Each week, he looked forward to their routine: Friday dinner with her mother, catching a new movie, helping out with the student group’s activities. Sometimes, when tips at his hotel job allowed, they even splurged on steak or macaroni at a Western restaurant. They fought less often. He felt sure that he loved her, but he also wondered whether what he felt was really love or some kind of nameless, pleasurable emotion that had simply formed out of relief from years of not having. Matters of love had grown more complicated than he’d ever imagined. His parents had gone about it the way people had done for generations: after the astrological questions had been satisfied, a parade of dancers and merrymakers had appeared at his maternal grandparents’ house and his grandfather’s permission was requested. When it was received, his father and mother were engaged. If a ceremonial parade like that were to appear on a Krungthep street, they’d get run off by a haphazardly driven bus.
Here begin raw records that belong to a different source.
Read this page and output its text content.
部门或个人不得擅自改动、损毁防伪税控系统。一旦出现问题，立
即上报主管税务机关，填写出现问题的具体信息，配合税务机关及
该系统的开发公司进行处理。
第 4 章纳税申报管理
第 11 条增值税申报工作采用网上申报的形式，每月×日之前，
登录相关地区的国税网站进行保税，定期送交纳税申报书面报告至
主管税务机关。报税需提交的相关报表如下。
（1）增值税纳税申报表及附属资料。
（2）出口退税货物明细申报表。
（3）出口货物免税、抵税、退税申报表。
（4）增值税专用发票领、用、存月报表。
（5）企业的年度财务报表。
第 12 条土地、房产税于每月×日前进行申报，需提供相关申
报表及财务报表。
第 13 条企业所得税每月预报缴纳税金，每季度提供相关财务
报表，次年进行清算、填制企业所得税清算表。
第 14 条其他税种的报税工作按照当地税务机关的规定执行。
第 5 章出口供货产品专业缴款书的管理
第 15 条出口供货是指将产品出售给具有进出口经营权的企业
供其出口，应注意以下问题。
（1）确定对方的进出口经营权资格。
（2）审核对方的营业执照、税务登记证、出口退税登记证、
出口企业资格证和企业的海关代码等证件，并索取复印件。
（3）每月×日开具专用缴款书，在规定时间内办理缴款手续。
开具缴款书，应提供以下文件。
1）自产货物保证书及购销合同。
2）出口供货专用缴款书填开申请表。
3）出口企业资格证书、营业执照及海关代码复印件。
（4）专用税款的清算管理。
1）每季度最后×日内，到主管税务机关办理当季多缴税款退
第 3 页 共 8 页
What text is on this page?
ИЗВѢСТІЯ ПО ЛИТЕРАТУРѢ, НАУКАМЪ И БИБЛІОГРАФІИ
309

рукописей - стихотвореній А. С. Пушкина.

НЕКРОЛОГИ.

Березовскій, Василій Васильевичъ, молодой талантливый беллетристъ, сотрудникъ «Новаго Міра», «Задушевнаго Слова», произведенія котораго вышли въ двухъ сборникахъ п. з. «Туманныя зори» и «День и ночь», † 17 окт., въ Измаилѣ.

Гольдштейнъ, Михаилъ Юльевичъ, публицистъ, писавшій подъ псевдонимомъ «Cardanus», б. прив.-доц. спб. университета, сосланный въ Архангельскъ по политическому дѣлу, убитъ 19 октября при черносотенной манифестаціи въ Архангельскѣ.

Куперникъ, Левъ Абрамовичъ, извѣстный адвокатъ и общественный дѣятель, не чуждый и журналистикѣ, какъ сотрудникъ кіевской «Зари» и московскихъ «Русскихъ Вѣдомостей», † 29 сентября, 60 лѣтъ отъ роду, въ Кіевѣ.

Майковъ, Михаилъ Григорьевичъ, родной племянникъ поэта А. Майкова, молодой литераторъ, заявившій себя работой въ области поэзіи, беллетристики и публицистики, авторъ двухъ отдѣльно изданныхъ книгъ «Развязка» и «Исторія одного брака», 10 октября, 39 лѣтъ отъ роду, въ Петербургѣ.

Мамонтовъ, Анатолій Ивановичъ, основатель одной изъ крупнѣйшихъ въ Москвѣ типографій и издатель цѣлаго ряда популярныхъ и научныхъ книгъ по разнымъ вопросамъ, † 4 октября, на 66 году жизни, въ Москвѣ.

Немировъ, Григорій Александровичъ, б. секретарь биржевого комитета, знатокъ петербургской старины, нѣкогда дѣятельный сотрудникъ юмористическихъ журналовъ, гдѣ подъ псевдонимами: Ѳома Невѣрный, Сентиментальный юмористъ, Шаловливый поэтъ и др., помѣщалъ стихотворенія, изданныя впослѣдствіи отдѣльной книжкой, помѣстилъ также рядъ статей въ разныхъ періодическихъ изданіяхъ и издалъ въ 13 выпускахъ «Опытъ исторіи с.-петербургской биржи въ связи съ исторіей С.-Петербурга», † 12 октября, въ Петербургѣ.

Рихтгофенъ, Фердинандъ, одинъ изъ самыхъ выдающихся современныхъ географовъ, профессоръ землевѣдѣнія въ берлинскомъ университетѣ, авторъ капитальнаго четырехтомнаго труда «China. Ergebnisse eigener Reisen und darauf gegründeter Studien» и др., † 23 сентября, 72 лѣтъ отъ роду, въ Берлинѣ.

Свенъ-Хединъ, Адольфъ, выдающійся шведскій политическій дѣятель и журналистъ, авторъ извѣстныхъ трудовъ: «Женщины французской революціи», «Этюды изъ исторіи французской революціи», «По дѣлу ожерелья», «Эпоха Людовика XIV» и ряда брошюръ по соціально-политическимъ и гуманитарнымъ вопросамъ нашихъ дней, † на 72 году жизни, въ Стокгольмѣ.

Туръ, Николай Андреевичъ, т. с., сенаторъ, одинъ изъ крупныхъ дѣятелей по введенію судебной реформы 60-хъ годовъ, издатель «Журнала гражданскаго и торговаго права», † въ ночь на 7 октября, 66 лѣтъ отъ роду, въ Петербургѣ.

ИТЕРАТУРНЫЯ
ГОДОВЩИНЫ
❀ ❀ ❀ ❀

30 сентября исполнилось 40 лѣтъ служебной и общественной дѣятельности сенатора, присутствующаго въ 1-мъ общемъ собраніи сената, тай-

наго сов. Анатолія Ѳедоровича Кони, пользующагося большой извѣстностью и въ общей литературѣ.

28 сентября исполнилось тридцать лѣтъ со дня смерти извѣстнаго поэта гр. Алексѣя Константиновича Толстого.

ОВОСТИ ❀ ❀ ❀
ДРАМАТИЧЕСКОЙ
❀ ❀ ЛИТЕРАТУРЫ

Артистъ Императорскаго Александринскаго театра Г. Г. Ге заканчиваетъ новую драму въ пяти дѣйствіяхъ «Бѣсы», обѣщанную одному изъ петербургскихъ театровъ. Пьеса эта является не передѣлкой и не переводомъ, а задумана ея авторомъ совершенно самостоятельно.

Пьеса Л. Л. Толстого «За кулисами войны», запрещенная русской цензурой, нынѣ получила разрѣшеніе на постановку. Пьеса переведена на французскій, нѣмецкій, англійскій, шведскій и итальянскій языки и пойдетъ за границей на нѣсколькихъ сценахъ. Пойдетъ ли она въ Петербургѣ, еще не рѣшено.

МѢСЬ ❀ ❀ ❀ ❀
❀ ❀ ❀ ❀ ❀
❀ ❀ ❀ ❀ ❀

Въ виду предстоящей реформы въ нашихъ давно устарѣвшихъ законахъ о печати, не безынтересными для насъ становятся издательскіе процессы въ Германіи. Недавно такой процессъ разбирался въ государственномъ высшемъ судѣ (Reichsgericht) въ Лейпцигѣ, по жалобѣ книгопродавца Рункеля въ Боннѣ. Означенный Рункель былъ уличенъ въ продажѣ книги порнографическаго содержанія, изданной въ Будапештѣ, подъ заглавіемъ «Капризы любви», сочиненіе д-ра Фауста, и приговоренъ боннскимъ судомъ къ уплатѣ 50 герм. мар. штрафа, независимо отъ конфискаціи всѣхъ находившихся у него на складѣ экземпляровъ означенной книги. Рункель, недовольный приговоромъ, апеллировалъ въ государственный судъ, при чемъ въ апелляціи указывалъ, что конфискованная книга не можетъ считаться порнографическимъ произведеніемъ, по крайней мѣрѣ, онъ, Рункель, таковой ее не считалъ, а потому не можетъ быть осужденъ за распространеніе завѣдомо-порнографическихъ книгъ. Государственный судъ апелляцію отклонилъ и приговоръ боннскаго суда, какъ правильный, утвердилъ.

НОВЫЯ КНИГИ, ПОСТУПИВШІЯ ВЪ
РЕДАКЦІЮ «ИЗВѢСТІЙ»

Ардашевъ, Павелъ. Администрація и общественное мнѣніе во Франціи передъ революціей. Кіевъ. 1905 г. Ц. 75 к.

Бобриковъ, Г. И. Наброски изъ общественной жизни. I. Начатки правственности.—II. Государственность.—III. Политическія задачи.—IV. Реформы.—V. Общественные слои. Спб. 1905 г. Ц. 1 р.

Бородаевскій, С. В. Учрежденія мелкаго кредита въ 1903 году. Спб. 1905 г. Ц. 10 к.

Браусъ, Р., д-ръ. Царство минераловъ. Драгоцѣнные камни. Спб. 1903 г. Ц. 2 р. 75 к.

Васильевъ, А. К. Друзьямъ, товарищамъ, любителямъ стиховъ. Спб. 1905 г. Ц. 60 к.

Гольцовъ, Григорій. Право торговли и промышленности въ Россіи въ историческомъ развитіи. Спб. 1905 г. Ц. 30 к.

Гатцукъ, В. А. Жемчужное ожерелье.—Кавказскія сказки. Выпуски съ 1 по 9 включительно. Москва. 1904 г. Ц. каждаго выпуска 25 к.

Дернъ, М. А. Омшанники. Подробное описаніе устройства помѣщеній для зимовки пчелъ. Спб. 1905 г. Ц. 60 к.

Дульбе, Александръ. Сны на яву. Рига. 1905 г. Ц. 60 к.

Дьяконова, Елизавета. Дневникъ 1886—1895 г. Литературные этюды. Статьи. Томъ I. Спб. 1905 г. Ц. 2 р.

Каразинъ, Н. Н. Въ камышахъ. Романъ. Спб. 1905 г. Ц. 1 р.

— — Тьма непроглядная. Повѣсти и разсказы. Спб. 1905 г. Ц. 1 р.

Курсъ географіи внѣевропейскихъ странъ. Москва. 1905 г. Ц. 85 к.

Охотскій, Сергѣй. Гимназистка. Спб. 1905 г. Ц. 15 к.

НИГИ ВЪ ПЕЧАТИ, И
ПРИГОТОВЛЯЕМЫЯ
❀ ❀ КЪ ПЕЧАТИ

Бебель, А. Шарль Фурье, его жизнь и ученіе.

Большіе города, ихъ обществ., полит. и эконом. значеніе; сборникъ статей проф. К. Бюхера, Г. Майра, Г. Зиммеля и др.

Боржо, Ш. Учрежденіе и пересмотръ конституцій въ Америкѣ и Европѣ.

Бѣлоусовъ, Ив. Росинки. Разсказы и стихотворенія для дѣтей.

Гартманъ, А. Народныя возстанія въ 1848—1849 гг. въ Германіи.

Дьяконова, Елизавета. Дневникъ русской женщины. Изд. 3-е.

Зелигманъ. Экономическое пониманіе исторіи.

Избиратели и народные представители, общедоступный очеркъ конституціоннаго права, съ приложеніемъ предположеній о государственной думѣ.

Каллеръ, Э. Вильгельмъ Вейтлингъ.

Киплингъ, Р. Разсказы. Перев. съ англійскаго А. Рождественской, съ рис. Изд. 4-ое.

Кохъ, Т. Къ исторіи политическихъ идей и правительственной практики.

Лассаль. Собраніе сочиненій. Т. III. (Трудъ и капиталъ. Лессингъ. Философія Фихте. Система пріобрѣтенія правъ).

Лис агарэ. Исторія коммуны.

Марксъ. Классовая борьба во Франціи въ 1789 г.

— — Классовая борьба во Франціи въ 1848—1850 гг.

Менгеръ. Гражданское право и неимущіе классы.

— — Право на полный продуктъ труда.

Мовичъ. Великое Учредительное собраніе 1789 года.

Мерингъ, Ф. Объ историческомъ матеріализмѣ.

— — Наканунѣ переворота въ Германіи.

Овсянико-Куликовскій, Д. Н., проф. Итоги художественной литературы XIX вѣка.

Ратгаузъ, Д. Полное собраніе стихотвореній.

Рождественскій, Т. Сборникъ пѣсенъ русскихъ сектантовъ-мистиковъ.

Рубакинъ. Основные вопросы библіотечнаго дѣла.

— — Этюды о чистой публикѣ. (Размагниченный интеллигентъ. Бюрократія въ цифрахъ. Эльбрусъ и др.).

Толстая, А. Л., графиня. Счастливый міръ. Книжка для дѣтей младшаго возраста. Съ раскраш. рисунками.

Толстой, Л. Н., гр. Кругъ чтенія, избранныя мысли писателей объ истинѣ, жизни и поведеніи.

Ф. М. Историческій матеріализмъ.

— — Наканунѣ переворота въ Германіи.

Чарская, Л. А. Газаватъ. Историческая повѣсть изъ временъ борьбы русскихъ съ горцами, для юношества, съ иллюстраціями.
The thought of marrying Nee crossed his mind more than once. He had been unable to believe that she had happened to him, in this life. Before her, he had thought that he would have to return to Prachuap and find a bride among the fishermen’s daughters with whom he might have gone to secondary school and who probably only remembered him as the smart but unbearably quiet boy who had won a provincial scholarship to a university in the capital. He planned on returning to the university; he’d heard that others had had success in their petitions for readmission. It wasn’t that he missed studying engineering. He no longer wanted to feel like he was wasting away in menial jobs that made little use of his mind. He needed again to be able to speak to his parents without shame. He wanted Nee to feel proud to be with a respectable someone.